ACICE

IA: A Nova Vantagem Injusta (e porque ainda vamos a tempo de a usar)

A ACICE, em parceria com a NORMAT e com o apoio do Município de Esposende, realizou no passado dia 18 de março, no Fórum Rodrigues Sampaio, uma Sessão Temática dedicada à Inteligência Artificial aplicada aos negócios.

Esta sessão pretendeu mostrar, de forma prática, como a Inteligência Artificial pode ajudar as empresas a aumentar a produtividade, otimizar processos e ganhar vantagem competitiva.

A sessão teve como orador Rui Cunha, Fundador da FórmulaXN e Ex-CMO da PROZIS, mentor e um dos pioneiros na aplicação prática de IA em negócios.

Enquadrado com o tema da Inteligência Artificial e com base nos diapositivos exibidos pelo Rui Cunha, apresentamos um resumo da sessão elaborado pelo ChatGPT.

Enquanto muitos ainda encaram a inteligência artificial (IA) como uma tendência distante ou um tema reservado a grandes empresas tecnológicas, a realidade já mudou — e mudou rapidamente. A IA está a tornar-se uma ferramenta acessível, prática e, acima de tudo, decisiva para o crescimento de negócios de todas as dimensões.

Nunca uma tecnologia se difundiu de forma tão rápida e abrangente. Em poucos anos, a IA passou de conceito futurista a instrumento do dia a dia, com aplicações concretas que estão a transformar a forma como comunicamos, vendemos e tomamos decisões. Mais do que uma revolução tecnológica, trata-se de uma revolução de tempo: a capacidade de fazer em minutos aquilo que antes levava dias ou semanas.

Entramos agora numa nova economia onde pequenas equipas — por vezes com menos de 20 pessoas — conseguem criar empresas com valor de milhões ou até milhares de milhões. Este fenómeno não acontece por acaso. A inteligência artificial permite automatizar processos, aumentar a produtividade e reduzir custos de forma sem precedentes. E é aqui que surge aquilo que muitos já consideram uma “vantagem injusta”: quem adota estas ferramentas primeiro ganha uma posição competitiva difícil de alcançar pelos restantes.

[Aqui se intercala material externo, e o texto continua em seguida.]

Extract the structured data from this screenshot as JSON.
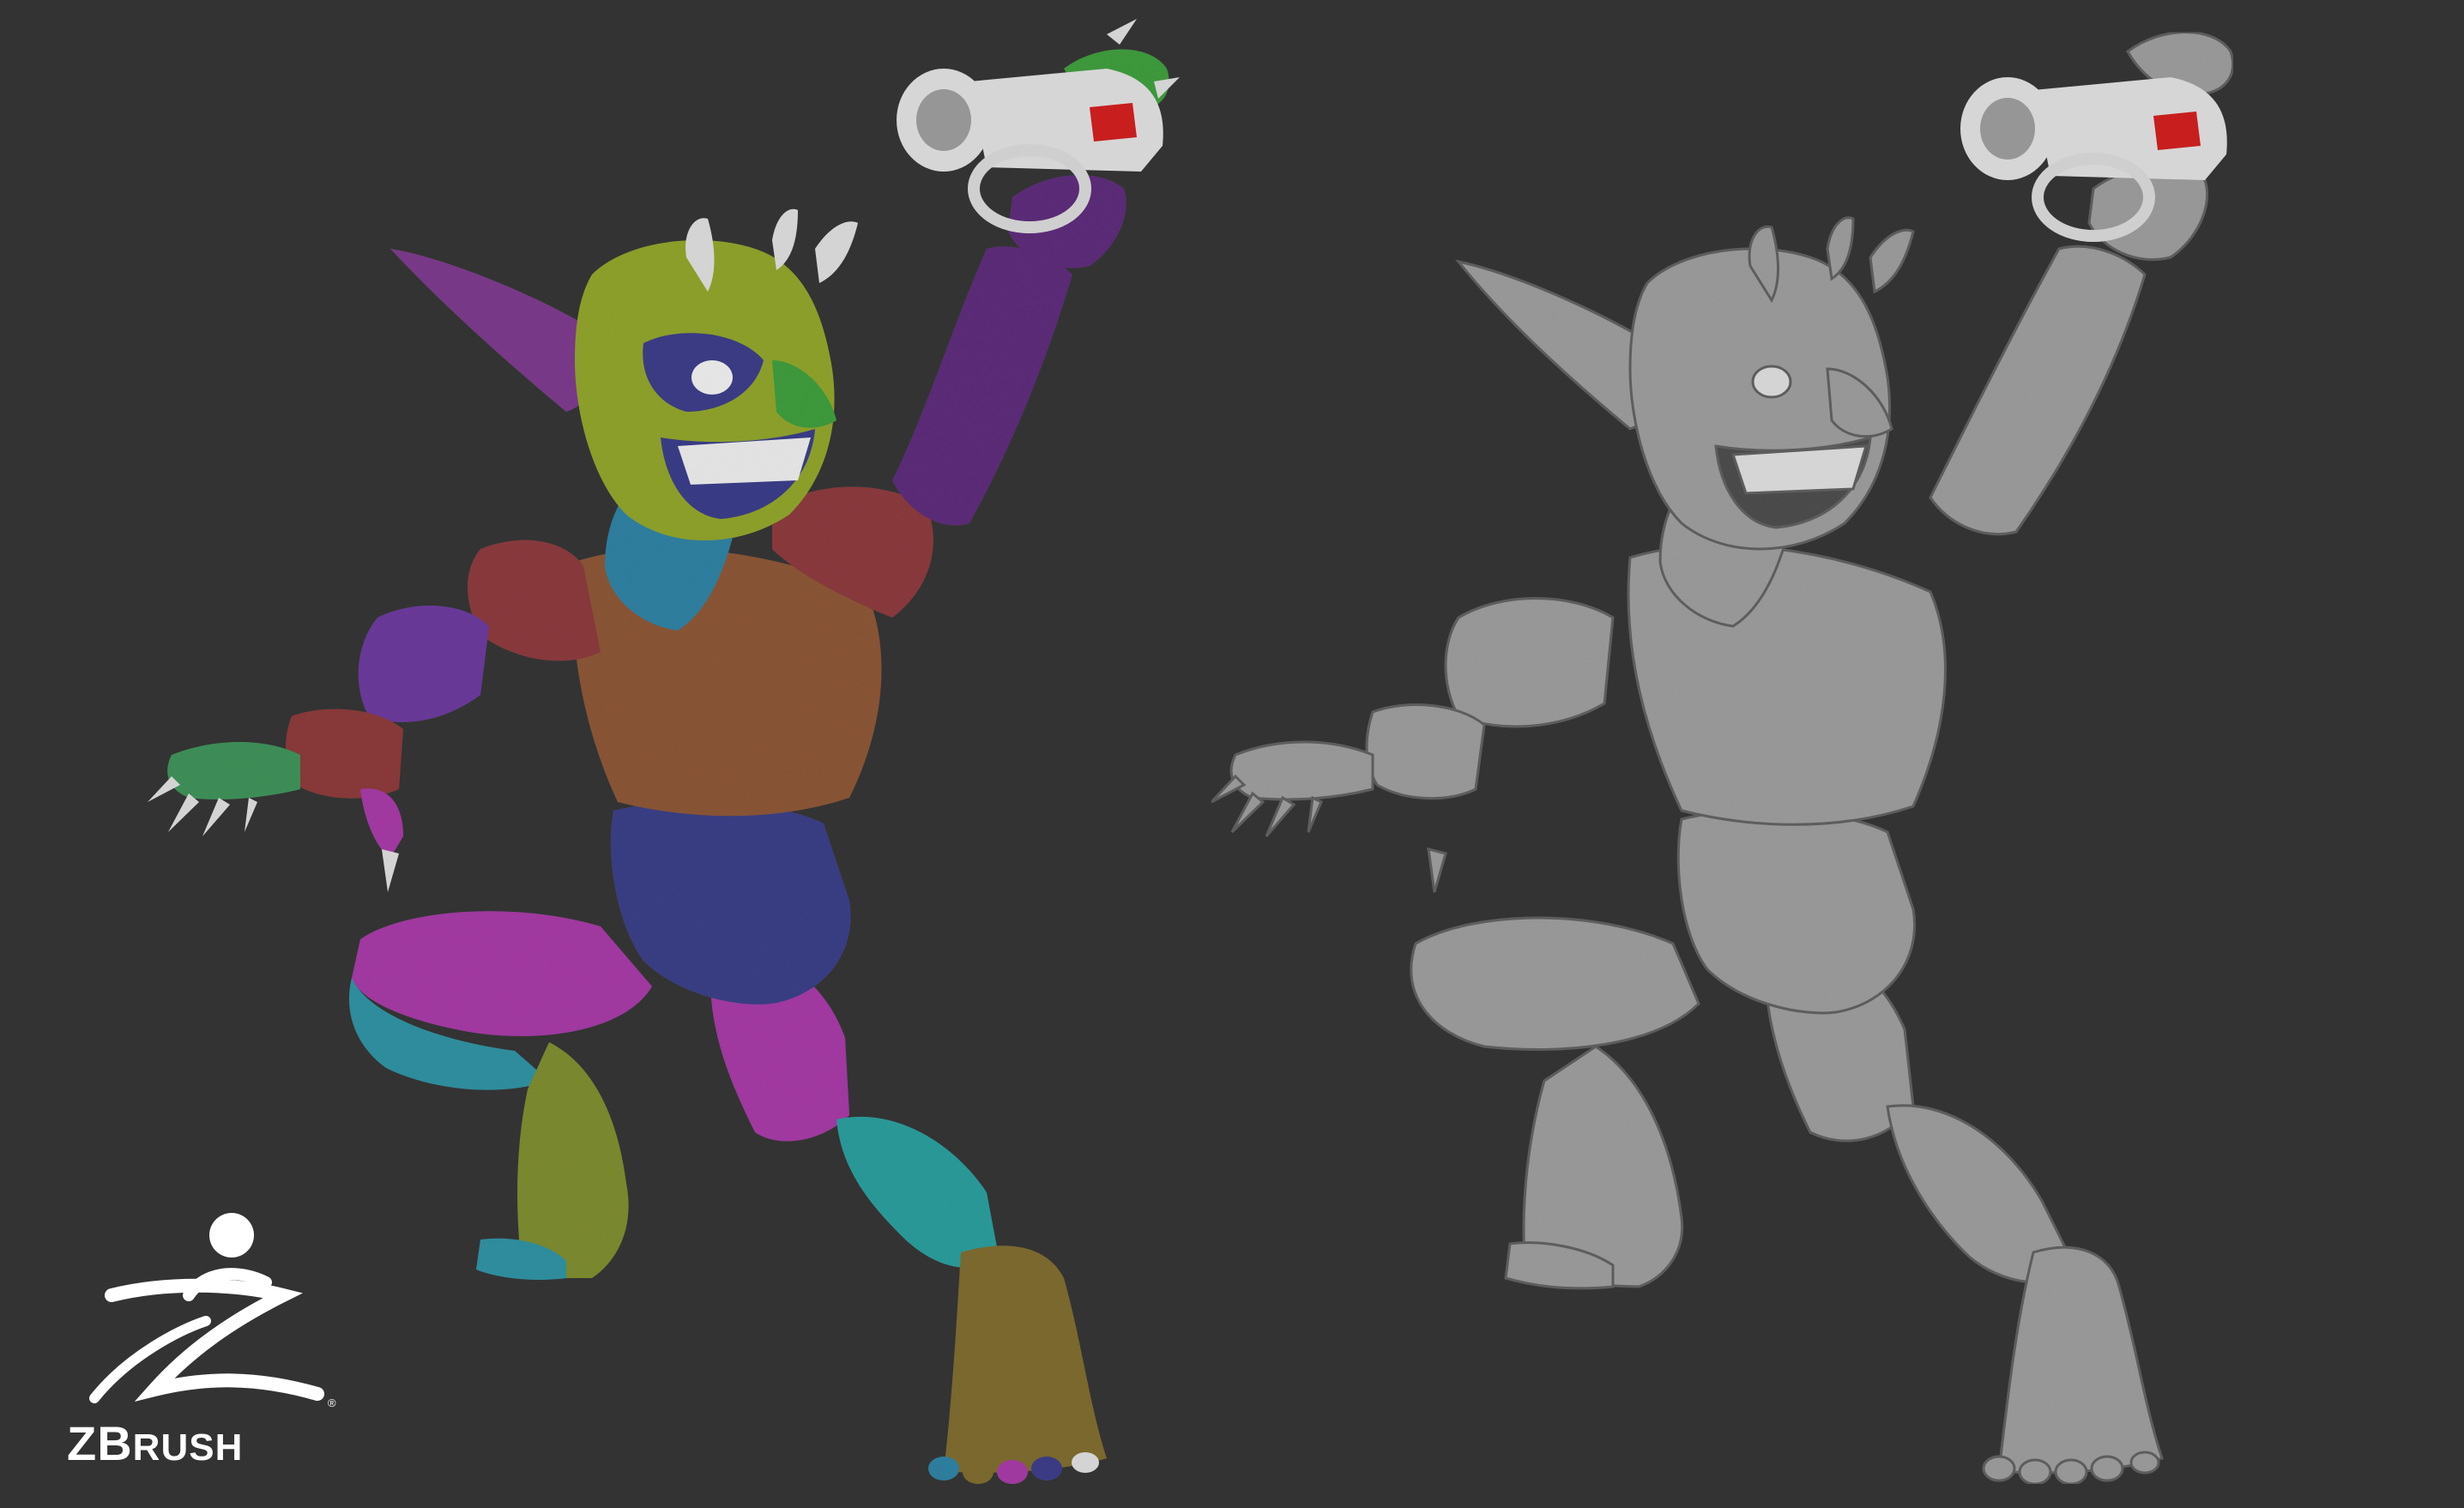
{
  "scene": {
    "background": "#333333",
    "left_model": {
      "name": "goblin-polygroups",
      "palette": {
        "head": "#8ea12a",
        "ear": "#7a3a8a",
        "eye_ring": "#3b3c86",
        "nose": "#3f9a3c",
        "neck": "#2f7fa0",
        "chest": "#8a5535",
        "shoulder": "#8a3a3d",
        "arm": "#5c2d78",
        "forearm": "#6a3a9a",
        "wrist": "#8a3a3a",
        "hand": "#3f8f59",
        "pelvis": "#3a3f85",
        "thigh": "#a33aa3",
        "knee": "#2f8f9f",
        "shin_back": "#7c8a30",
        "shin_front": "#a33aa3",
        "ankle": "#2a9a9a",
        "foot": "#7d6a2e",
        "horn": "#d8d8d8",
        "teeth": "#e6e6e6"
      }
    },
    "right_model": {
      "name": "goblin-sculpt-clay",
      "palette": {
        "clay": "#9a9a9a",
        "clay_light": "#c9c9c9",
        "clay_dark": "#5f5f5f"
      }
    },
    "prop": {
      "name": "hand-held-device",
      "palette": {
        "body": "#d6d6d6",
        "accent": "#c81e1e",
        "dark": "#6a6a6a"
      }
    }
  },
  "logo": {
    "icon": "zbrush-figure-icon",
    "wordmark_first": "Z",
    "wordmark_second": "B",
    "wordmark_rest": "RUSH",
    "registered": "®"
  }
}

As aplicações são inúmeras e já estão a ser utilizadas em diversos setores. Desde a prospeção automatizada de clientes até à criação de campanhas de marketing completas — com imagens, vídeos e textos gerados em minutos — a IA está a redefinir padrões. Hoje, é possível produzir conteúdos visuais com qualidade de estúdio, desenvolver anúncios altamente eficazes e até criar experiências inovadoras, como provadores virtuais, sem necessidade de grandes recursos técnicos ou financeiros.

Além disso, a automação de informação e alertas permite que empresas estejam constantemente atualizadas sobre mudanças relevantes no seu setor, oportunidades de negócio ou novas tendências. Este acesso rápido e inteligente à informação traduz-se em decisões mais eficazes e estratégias mais ajustadas ao mercado.

Mas talvez o maior impacto da IA esteja na comunicação. Ferramentas inteligentes permitem construir propostas de valor mais claras, criar mensagens mais persuasivas e alcançar o público certo com maior precisão. Para empresas e profissionais, isto significa não apenas comunicar mais — mas comunicar melhor.

Apesar de tudo isto, a adoção da inteligência artificial ainda está longe de ser generalizada. Muitos continuam hesitantes, seja por desconhecimento, receio ou simples inércia. No entanto, a história mostra que as grandes mudanças raramente esperam por quem fica parado.

A boa notícia é que ainda vamos a tempo. A IA não é um privilégio reservado a especialistas ou grandes organizações. É uma ferramenta acessível, adaptável e cada vez mais essencial. Mais do que perguntar se devemos utilizá-la, a questão que se impõe é: quanto tempo podemos dar-nos ao luxo de esperar?

Num mundo onde a velocidade faz a diferença, a inteligência artificial não é apenas uma vantagem — é, cada vez mais, uma necessidade.